Iran has condemned President Volodymyr Zelensky’s remarks to the U.S. Congress, warning the Ukrainian leader against further accusing Tehran of supplying weapons to Russia for use in the war.

Mr. Zelensky told Congress on Wednesday that Iranian-made drones “sent to Russia in hundreds” had been threatening Ukraine’s critical infrastructure, a view shared by American and European officials. In Iran, he said, Russia had found an “ally in its genocidal policy.”

A spokesman for Iran’s foreign ministry, Nasser Kanaani, called Mr. Zelensky’s comments “rude” and “baseless.”

“Mr. Zelensky had better know that Iran’s strategic patience over such unfounded accusations is not endless,” Mr. Kanaani said in a statement on Thursday.

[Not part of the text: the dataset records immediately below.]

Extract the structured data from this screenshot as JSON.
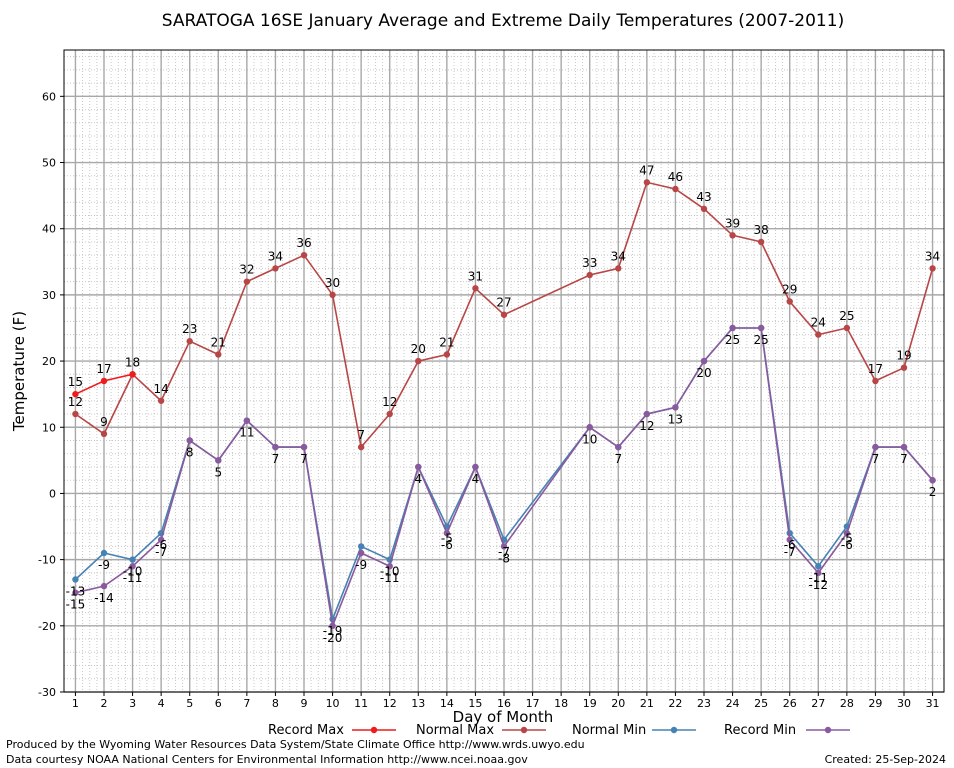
{
  "chart_data": {
    "type": "line",
    "title": "SARATOGA 16SE January Average and Extreme Daily Temperatures (2007-2011)",
    "xlabel": "Day of Month",
    "ylabel": "Temperature (F)",
    "xlim": [
      0.6,
      31.4
    ],
    "ylim": [
      -30,
      67
    ],
    "y_ticks": [
      -30,
      -20,
      -10,
      0,
      10,
      20,
      30,
      40,
      50,
      60
    ],
    "x_ticks": [
      1,
      2,
      3,
      4,
      5,
      6,
      7,
      8,
      9,
      10,
      11,
      12,
      13,
      14,
      15,
      16,
      17,
      18,
      19,
      20,
      21,
      22,
      23,
      24,
      25,
      26,
      27,
      28,
      29,
      30,
      31
    ],
    "grid": true,
    "legend_position": "bottom",
    "series": [
      {
        "name": "Record Max",
        "color": "#ee1c1c",
        "x": [
          1,
          2,
          3
        ],
        "values": [
          15,
          17,
          18
        ],
        "labels": [
          "15",
          "17",
          "18"
        ],
        "label_position": "above"
      },
      {
        "name": "Normal Max",
        "color": "#b94646",
        "x": [
          1,
          2,
          3,
          4,
          5,
          6,
          7,
          8,
          9,
          10,
          11,
          12,
          13,
          14,
          15,
          16,
          19,
          20,
          21,
          22,
          23,
          24,
          25,
          26,
          27,
          28,
          29,
          30,
          31
        ],
        "values": [
          12,
          9,
          18,
          14,
          23,
          21,
          32,
          34,
          36,
          30,
          7,
          12,
          20,
          21,
          31,
          27,
          33,
          34,
          47,
          46,
          43,
          39,
          38,
          29,
          24,
          25,
          17,
          19,
          34
        ],
        "labels": [
          "12",
          "9",
          "",
          "14",
          "23",
          "21",
          "32",
          "34",
          "36",
          "30",
          "7",
          "12",
          "20",
          "21",
          "31",
          "27",
          "33",
          "34",
          "47",
          "46",
          "43",
          "39",
          "38",
          "29",
          "24",
          "25",
          "17",
          "19",
          "34"
        ],
        "label_position": "above"
      },
      {
        "name": "Normal Min",
        "color": "#4682b4",
        "x": [
          1,
          2,
          3,
          4,
          5,
          6,
          7,
          8,
          9,
          10,
          11,
          12,
          13,
          14,
          15,
          16,
          19,
          20,
          21,
          22,
          23,
          24,
          25,
          26,
          27,
          28,
          29,
          30,
          31
        ],
        "values": [
          -13,
          -9,
          -10,
          -6,
          8,
          5,
          11,
          7,
          7,
          -19,
          -8,
          -10,
          4,
          -5,
          4,
          -7,
          10,
          7,
          12,
          13,
          20,
          25,
          25,
          -6,
          -11,
          -5,
          7,
          7,
          2
        ],
        "labels": [
          "-13",
          "-9",
          "-10",
          "-6",
          "",
          "",
          "",
          "",
          "",
          "-19",
          "",
          "-10",
          "",
          "-5",
          "",
          "-7",
          "",
          "",
          "",
          "",
          "",
          "",
          "",
          "-6",
          "-11",
          "-5",
          "",
          "",
          ""
        ],
        "label_position": "below"
      },
      {
        "name": "Record Min",
        "color": "#8a5a9e",
        "x": [
          1,
          2,
          3,
          4,
          5,
          6,
          7,
          8,
          9,
          10,
          11,
          12,
          13,
          14,
          15,
          16,
          19,
          20,
          21,
          22,
          23,
          24,
          25,
          26,
          27,
          28,
          29,
          30,
          31
        ],
        "values": [
          -15,
          -14,
          -11,
          -7,
          8,
          5,
          11,
          7,
          7,
          -20,
          -9,
          -11,
          4,
          -6,
          4,
          -8,
          10,
          7,
          12,
          13,
          20,
          25,
          25,
          -7,
          -12,
          -6,
          7,
          7,
          2
        ],
        "labels": [
          "-15",
          "-14",
          "-11",
          "-7",
          "8",
          "5",
          "11",
          "7",
          "7",
          "-20",
          "-9",
          "-11",
          "4",
          "-6",
          "4",
          "-8",
          "10",
          "7",
          "12",
          "13",
          "20",
          "25",
          "25",
          "-7",
          "-12",
          "-6",
          "7",
          "7",
          "2"
        ],
        "label_position": "below"
      }
    ]
  },
  "footer": {
    "produced_by": "Produced by the Wyoming Water Resources Data System/State Climate Office http://www.wrds.uwyo.edu",
    "courtesy": "Data courtesy NOAA National Centers for Environmental Information http://www.ncei.noaa.gov",
    "created": "Created:  25-Sep-2024"
  }
}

Although Iran has officially denied supplying Russia with the weapons since Moscow’s invasion of Ukraine, U.S. officials have said that the first shipment was delivered in August.

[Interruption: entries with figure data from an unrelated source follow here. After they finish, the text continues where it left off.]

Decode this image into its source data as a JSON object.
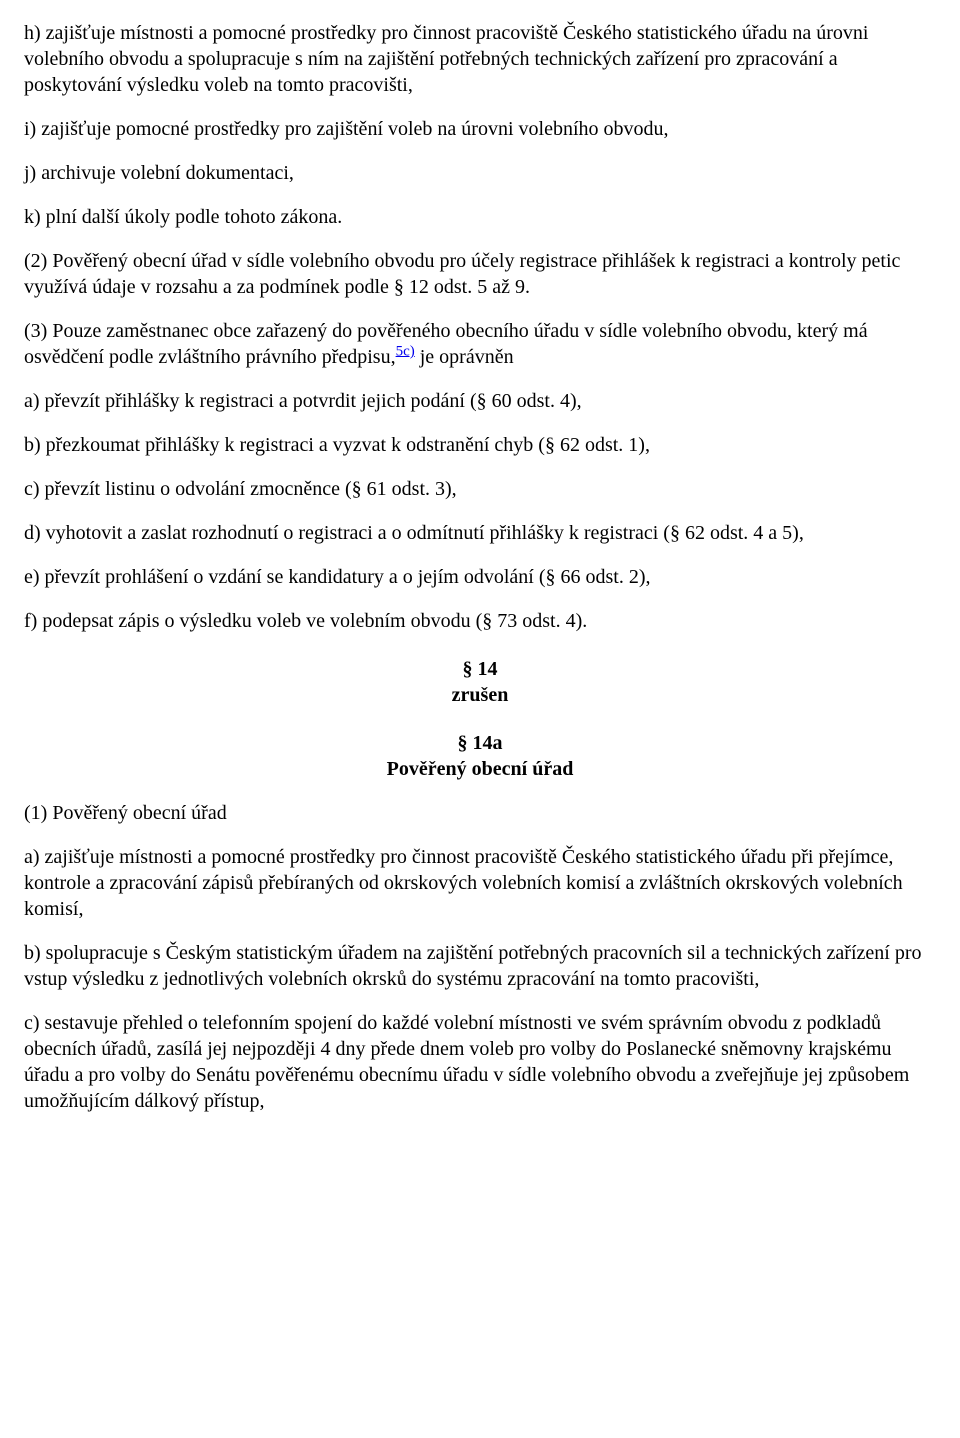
{
  "paragraphs": {
    "h": "h) zajišťuje místnosti a pomocné prostředky pro činnost pracoviště Českého statistického úřadu na úrovni volebního obvodu a spolupracuje s ním na zajištění potřebných technických zařízení pro zpracování a poskytování výsledku voleb na tomto pracovišti,",
    "i": "i) zajišťuje pomocné prostředky pro zajištění voleb na úrovni volebního obvodu,",
    "j": "j) archivuje volební dokumentaci,",
    "k": "k) plní další úkoly podle tohoto zákona.",
    "p2": "(2) Pověřený obecní úřad v sídle volebního obvodu pro účely registrace přihlášek k registraci a kontroly petic využívá údaje v rozsahu a za podmínek podle § 12 odst. 5 až 9.",
    "p3_before": "(3) Pouze zaměstnanec obce zařazený do pověřeného obecního úřadu v sídle volebního obvodu, který má osvědčení podle zvláštního právního předpisu,",
    "p3_footnote": "5c)",
    "p3_after": " je oprávněn",
    "a": "a) převzít přihlášky k registraci a potvrdit jejich podání (§ 60 odst. 4),",
    "b": "b) přezkoumat přihlášky k registraci a vyzvat k odstranění chyb (§ 62 odst. 1),",
    "c": "c) převzít listinu o odvolání zmocněnce (§ 61 odst. 3),",
    "d": "d) vyhotovit a zaslat rozhodnutí o registraci a o odmítnutí přihlášky k registraci (§ 62 odst. 4 a 5),",
    "e": "e) převzít prohlášení o vzdání se kandidatury a o jejím odvolání (§ 66 odst. 2),",
    "f": "f) podepsat zápis o výsledku voleb ve volebním obvodu (§ 73 odst. 4)."
  },
  "section14": {
    "number": "§ 14",
    "status": "zrušen"
  },
  "section14a": {
    "number": "§ 14a",
    "title": "Pověřený obecní úřad",
    "p1_intro": "(1) Pověřený obecní úřad",
    "a": "a) zajišťuje místnosti a pomocné prostředky pro činnost pracoviště Českého statistického úřadu při přejímce, kontrole a zpracování zápisů přebíraných od okrskových volebních komisí a zvláštních okrskových volebních komisí,",
    "b": "b) spolupracuje s Českým statistickým úřadem na zajištění potřebných pracovních sil a technických zařízení pro vstup výsledku z jednotlivých volebních okrsků do systému zpracování na tomto pracovišti,",
    "c": "c) sestavuje přehled o telefonním spojení do každé volební místnosti ve svém správním obvodu z podkladů obecních úřadů, zasílá jej nejpozději 4 dny přede dnem voleb pro volby do Poslanecké sněmovny krajskému úřadu a pro volby do Senátu pověřenému obecnímu úřadu v sídle volebního obvodu a zveřejňuje jej způsobem umožňujícím dálkový přístup,"
  }
}
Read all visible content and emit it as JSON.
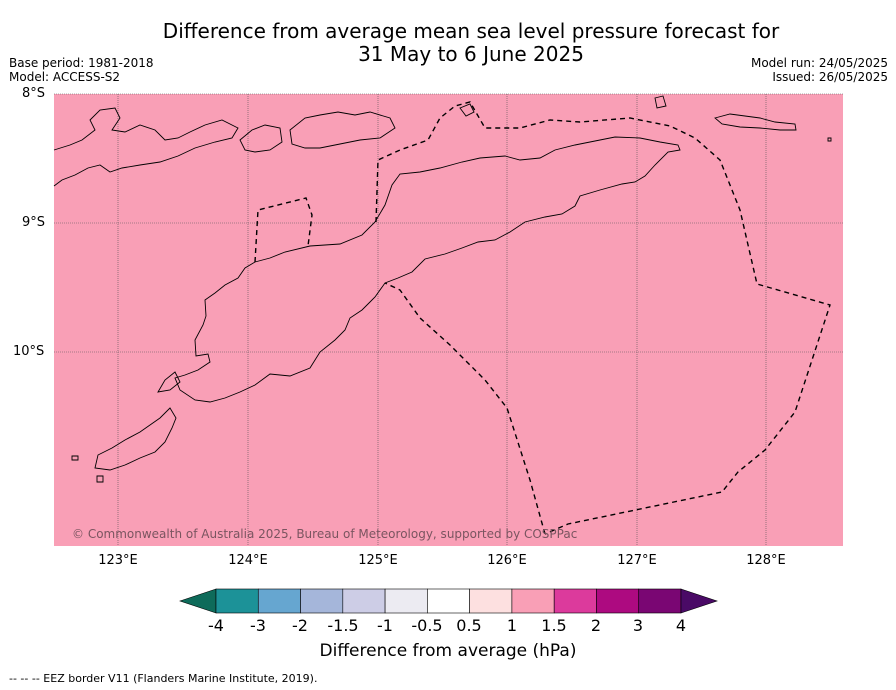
{
  "title_line1": "Difference from average mean sea level pressure forecast for",
  "title_line2": "31 May to 6 June 2025",
  "base_period": "Base period: 1981-2018",
  "model": "Model: ACCESS-S2",
  "model_run": "Model run: 24/05/2025",
  "issued": "Issued: 26/05/2025",
  "lat_labels": [
    "8°S",
    "9°S",
    "10°S"
  ],
  "lon_labels": [
    "123°E",
    "124°E",
    "125°E",
    "126°E",
    "127°E",
    "128°E"
  ],
  "copyright": "© Commonwealth of Australia 2025, Bureau of Meteorology, supported by COSPPac",
  "colorbar": {
    "ticks": [
      "-4",
      "-3",
      "-2",
      "-1.5",
      "-1",
      "-0.5",
      "0.5",
      "1",
      "1.5",
      "2",
      "3",
      "4"
    ],
    "title": "Difference from average (hPa)",
    "colors": [
      "#0e6b5a",
      "#1c9298",
      "#66a6d0",
      "#a5b6da",
      "#cdcde6",
      "#ecebf2",
      "#ffffff",
      "#fde0e0",
      "#f99fb6",
      "#dc3a9c",
      "#ad0a80",
      "#7a0673",
      "#4a0a66"
    ]
  },
  "map_fill_color": "#f99fb6",
  "footnote": "--  --  -- EEZ border V11 (Flanders Marine Institute, 2019)."
}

Mr. Zelensky has said that drones used in Monday’s wave of predawn attacks on Kyiv and other Ukrainian cities were from a batch recently delivered to Russia by Iran. The strikes came after Biden administration officials said that Russia and Iran were strengthening their military ties into a “full-fledged defense partnership.”

The European Union last week condemned Iran’s military partnership with Russia as a gross violation of international law and announced new sanctions against Iranian individuals and entities over their roles in supplying the drones that Moscow has used to attack Ukrainian civilians and infrastructure. That followed a round of sanctions on Iranians over the drone deliveries in October.

Mr. Kanaani “once again emphasizes” that Iran has not supplied military equipment for use in Ukraine, the statement issued on Thursday added, and urged Mr. Zelensky to learn “the fate of some other political leaders” who were happy with U.S. support. It was not clear which other leaders the statement was referring to.